There is an obvious and painful connection to the U.S. and our economic direction. Unless we adopt a much better set of economic policies, the American version of Europe’s crisis is inevitable.

What’s worse, the Post and many other commentators have understated the failure of the European model. For two generations after post-war reconstruction, Europe and America have moved in different economic directions. The American model favored growth, income, and vibrancy; the European model was said to favor fairness, equality, and stability. The long-term superiority of the American model with regard to growth was well-established before the financial crisis, but the extent of that superiority may be surprising to some.

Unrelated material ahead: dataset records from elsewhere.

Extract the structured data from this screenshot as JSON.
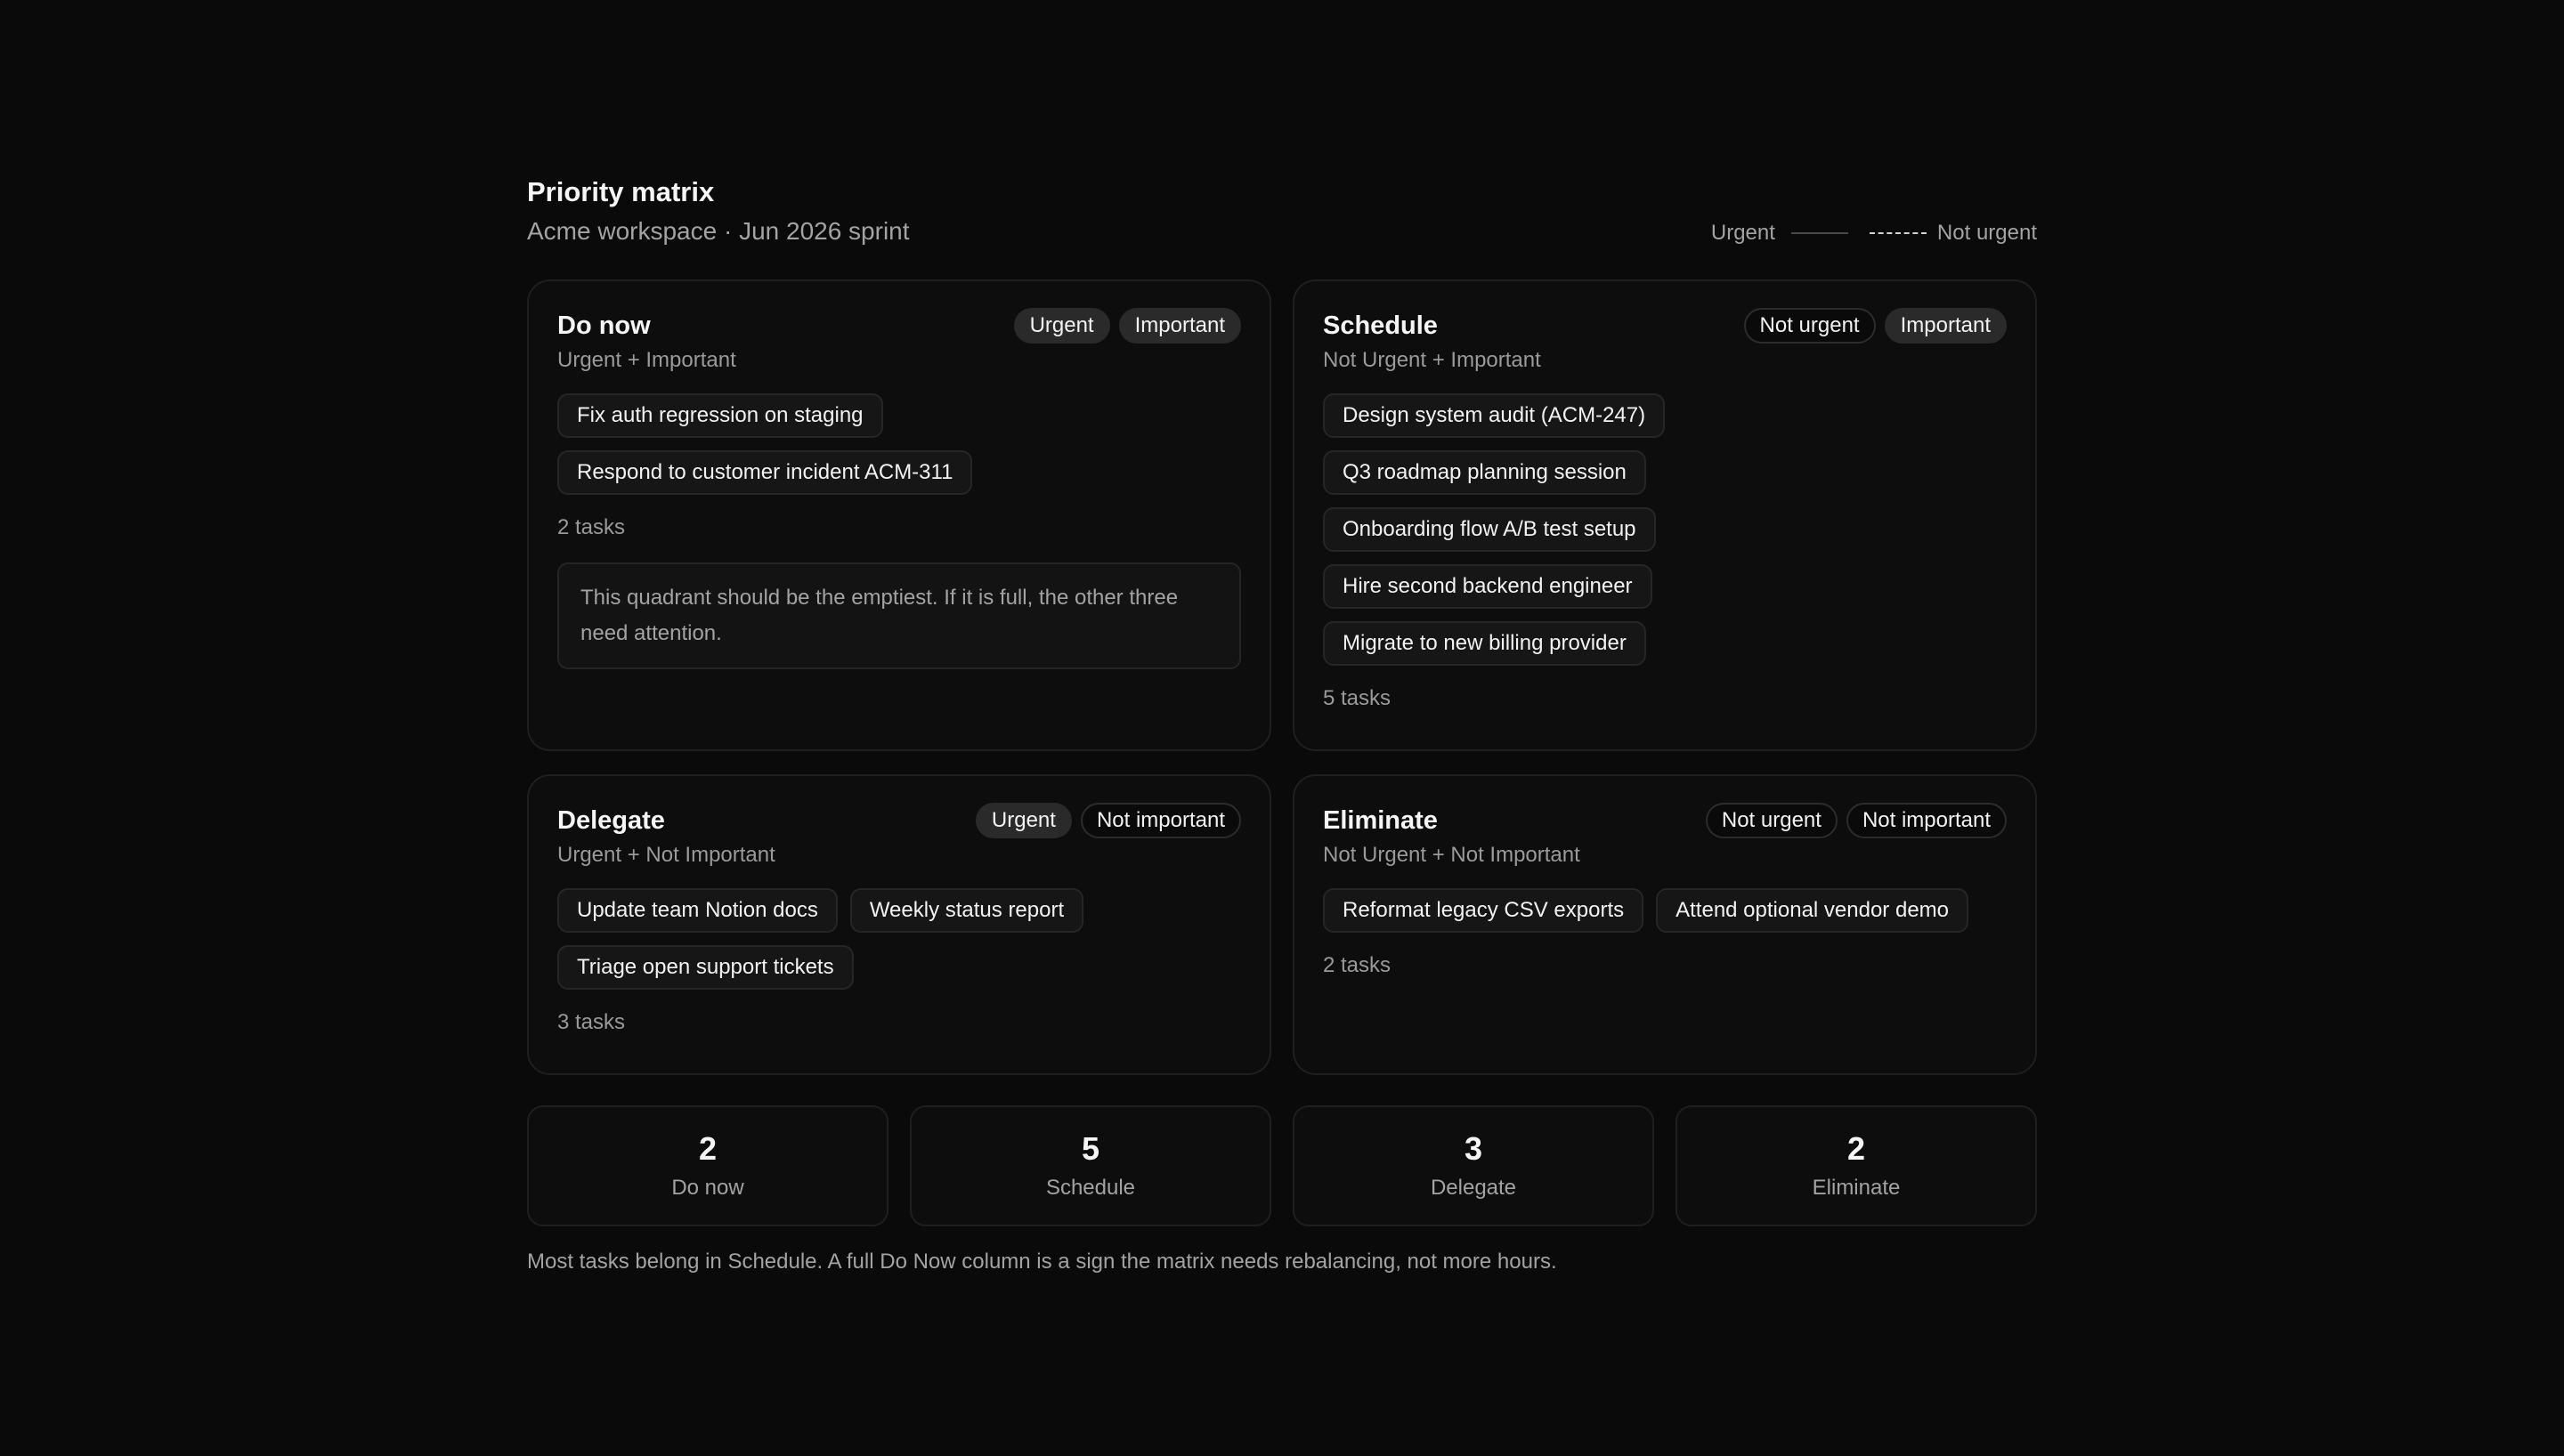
{
  "header": {
    "title": "Priority matrix",
    "subtitle": "Acme workspace · Jun 2026 sprint",
    "legend": {
      "urgent_label": "Urgent",
      "not_urgent_label": "Not urgent"
    }
  },
  "quadrants": [
    {
      "title": "Do now",
      "subtitle": "Urgent + Important",
      "badges": [
        "Urgent",
        "Important"
      ],
      "tasks": [
        "Fix auth regression on staging",
        "Respond to customer incident ACM-311"
      ],
      "count": "2 tasks",
      "note": "This quadrant should be the emptiest. If it is full, the other three need attention."
    },
    {
      "title": "Schedule",
      "subtitle": "Not Urgent + Important",
      "badges": [
        "Not urgent",
        "Important"
      ],
      "tasks": [
        "Design system audit (ACM-247)",
        "Q3 roadmap planning session",
        "Onboarding flow A/B test setup",
        "Hire second backend engineer",
        "Migrate to new billing provider"
      ],
      "count": "5 tasks"
    },
    {
      "title": "Delegate",
      "subtitle": "Urgent + Not Important",
      "badges": [
        "Urgent",
        "Not important"
      ],
      "tasks": [
        "Update team Notion docs",
        "Weekly status report",
        "Triage open support tickets"
      ],
      "count": "3 tasks"
    },
    {
      "title": "Eliminate",
      "subtitle": "Not Urgent + Not Important",
      "badges": [
        "Not urgent",
        "Not important"
      ],
      "tasks": [
        "Reformat legacy CSV exports",
        "Attend optional vendor demo"
      ],
      "count": "2 tasks"
    }
  ],
  "stats": [
    {
      "value": "2",
      "label": "Do now"
    },
    {
      "value": "5",
      "label": "Schedule"
    },
    {
      "value": "3",
      "label": "Delegate"
    },
    {
      "value": "2",
      "label": "Eliminate"
    }
  ],
  "footer": "Most tasks belong in Schedule. A full Do Now column is a sign the matrix needs rebalancing, not more hours."
}
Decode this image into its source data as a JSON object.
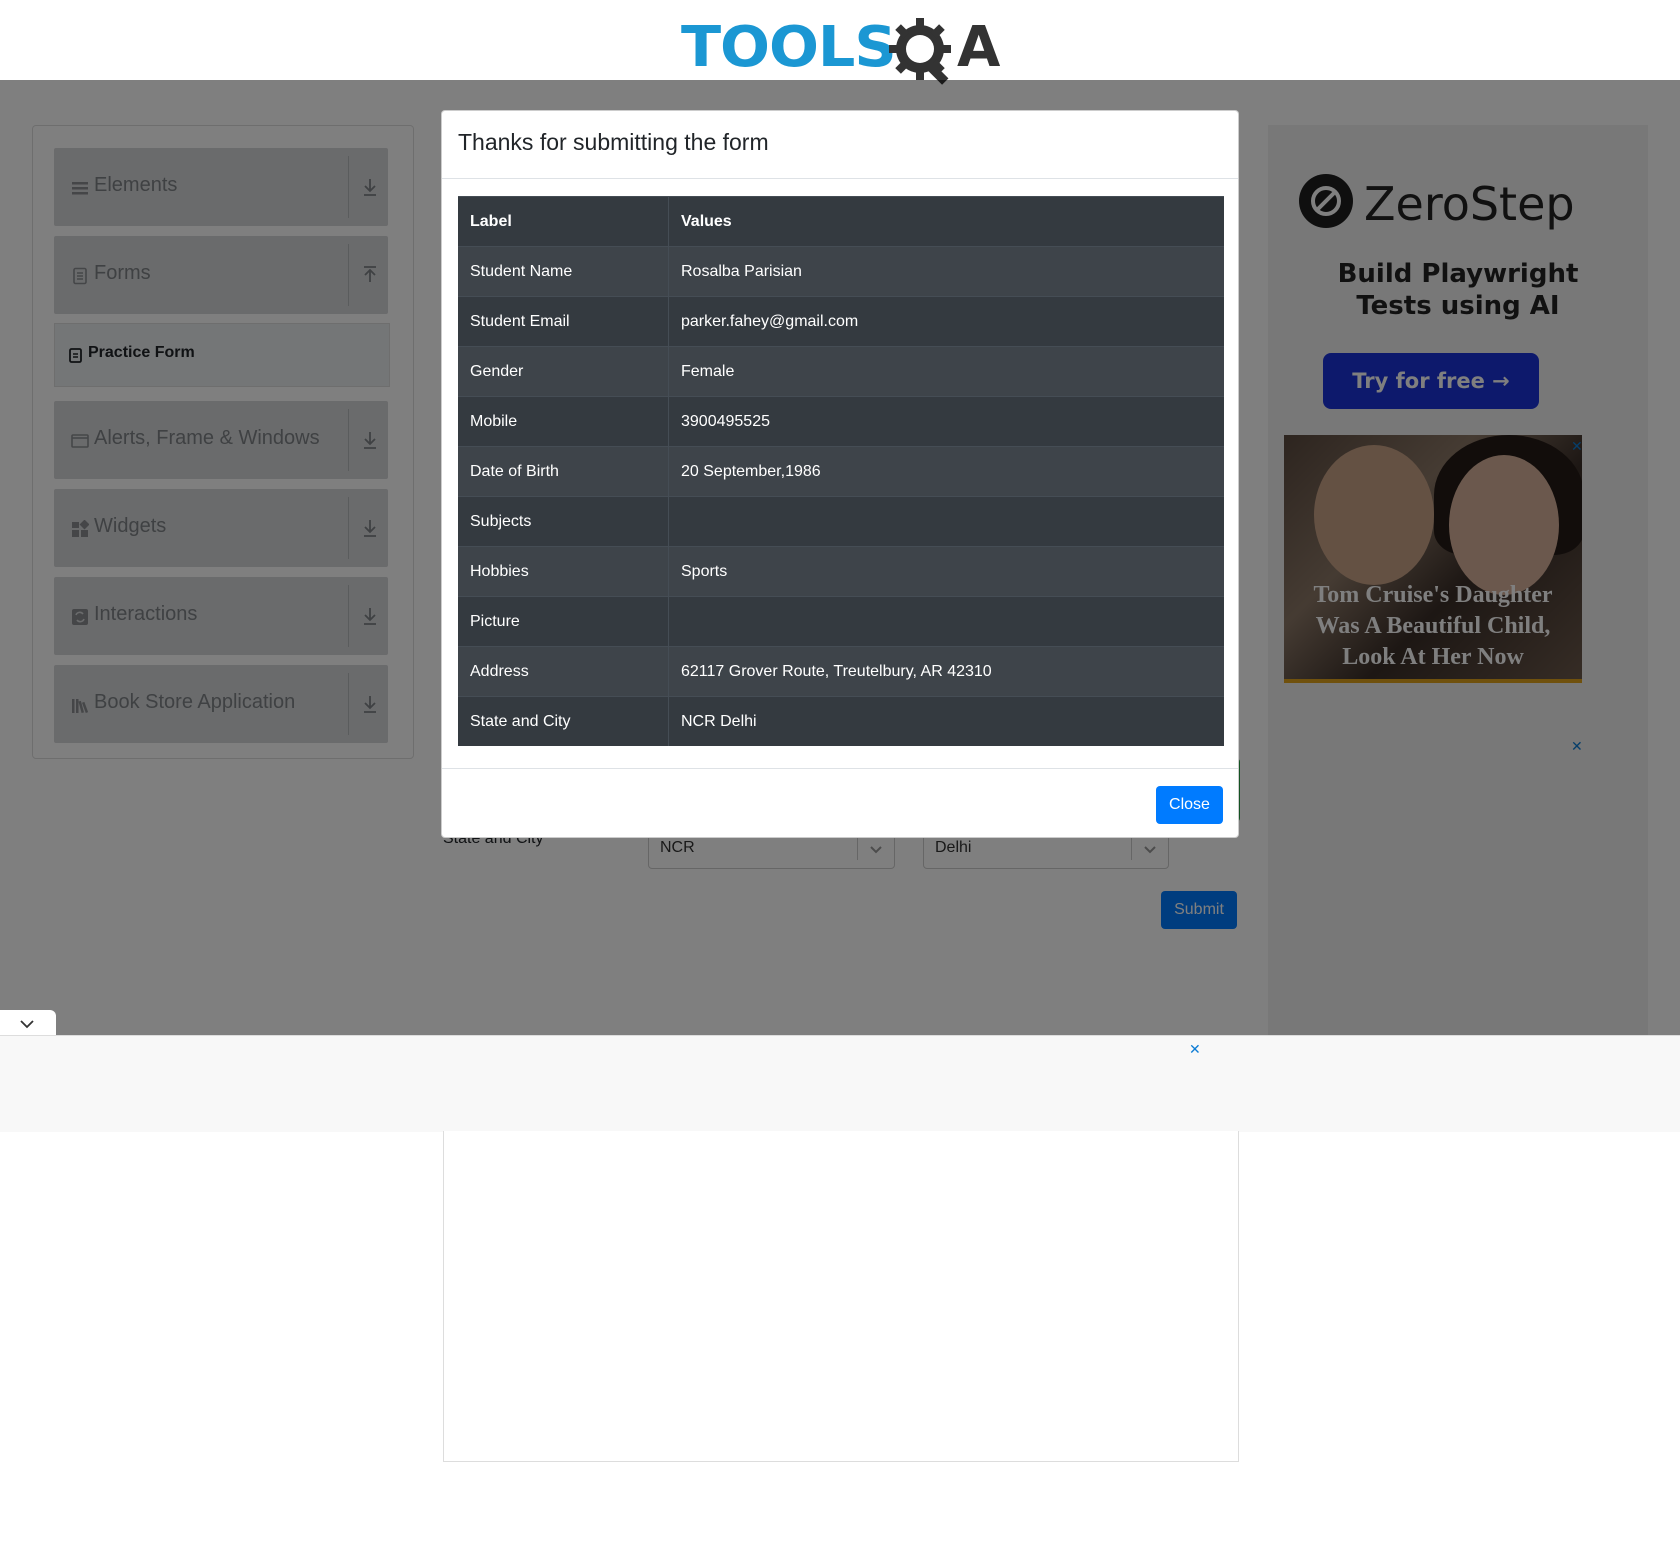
{
  "header": {
    "logo_text": "TOOLS",
    "logo_text_end": "A"
  },
  "sidebar": {
    "groups": [
      {
        "label": "Elements",
        "icon": "list-icon",
        "arrow": "download-arrow-icon"
      },
      {
        "label": "Forms",
        "icon": "document-icon",
        "arrow": "upload-arrow-icon"
      },
      {
        "label": "Alerts, Frame & Windows",
        "icon": "window-icon",
        "arrow": "download-arrow-icon"
      },
      {
        "label": "Widgets",
        "icon": "widgets-icon",
        "arrow": "download-arrow-icon"
      },
      {
        "label": "Interactions",
        "icon": "interactions-icon",
        "arrow": "download-arrow-icon"
      },
      {
        "label": "Book Store Application",
        "icon": "books-icon",
        "arrow": "download-arrow-icon"
      }
    ],
    "active_item": "Practice Form"
  },
  "form": {
    "state_city_label": "State and City",
    "state_value": "NCR",
    "city_value": "Delhi",
    "submit_label": "Submit"
  },
  "modal": {
    "title": "Thanks for submitting the form",
    "header_label": "Label",
    "header_values": "Values",
    "rows": [
      {
        "label": "Student Name",
        "value": "Rosalba Parisian"
      },
      {
        "label": "Student Email",
        "value": "parker.fahey@gmail.com"
      },
      {
        "label": "Gender",
        "value": "Female"
      },
      {
        "label": "Mobile",
        "value": "3900495525"
      },
      {
        "label": "Date of Birth",
        "value": "20 September,1986"
      },
      {
        "label": "Subjects",
        "value": ""
      },
      {
        "label": "Hobbies",
        "value": "Sports"
      },
      {
        "label": "Picture",
        "value": ""
      },
      {
        "label": "Address",
        "value": "62117 Grover Route, Treutelbury, AR 42310"
      },
      {
        "label": "State and City",
        "value": "NCR Delhi"
      }
    ],
    "close_label": "Close"
  },
  "ads": {
    "zerostep_name": "ZeroStep",
    "zerostep_tagline": "Build Playwright Tests using AI",
    "zerostep_button": "Try for free →",
    "photo_caption": "Tom Cruise's Daughter Was A Beautiful Child, Look At Her Now",
    "close_glyph": "✕"
  },
  "colors": {
    "primary": "#007bff",
    "brand_blue": "#1b97d3",
    "table_dark": "#343a40"
  }
}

In 2008, the average resident of the troubled state of Michigan, as well as 40 other American states, was richer than the average resident of Austria. Germany leads the European bailout but the average German, and the average Brit, is poorer than the average person in Alabama. In terms of personal income, Germany bailing out Greece is equivalent to Alabama bailing out Mississippi.

It is especially relevant that Europe’s trouble spots – Greece, Italy, Portugal, and Spain – all have income lower than West Virginia, the second-poorest American state. They have been attempting to support a much more extensive welfare state than the U.S. on a much weaker economic foundation.

That worked when Europe was growing on its own and when Europe benefited from strong American growth, for example via German exports to the U.S. Now too much social spending and not enough growth has brought Europe less wealth and dynamism but also less stability and, many on both sides of the bailout would argue, less fairness. The European model is finished; the remaining question is whether the Obama Administration and Congress will realize this before it’s too late.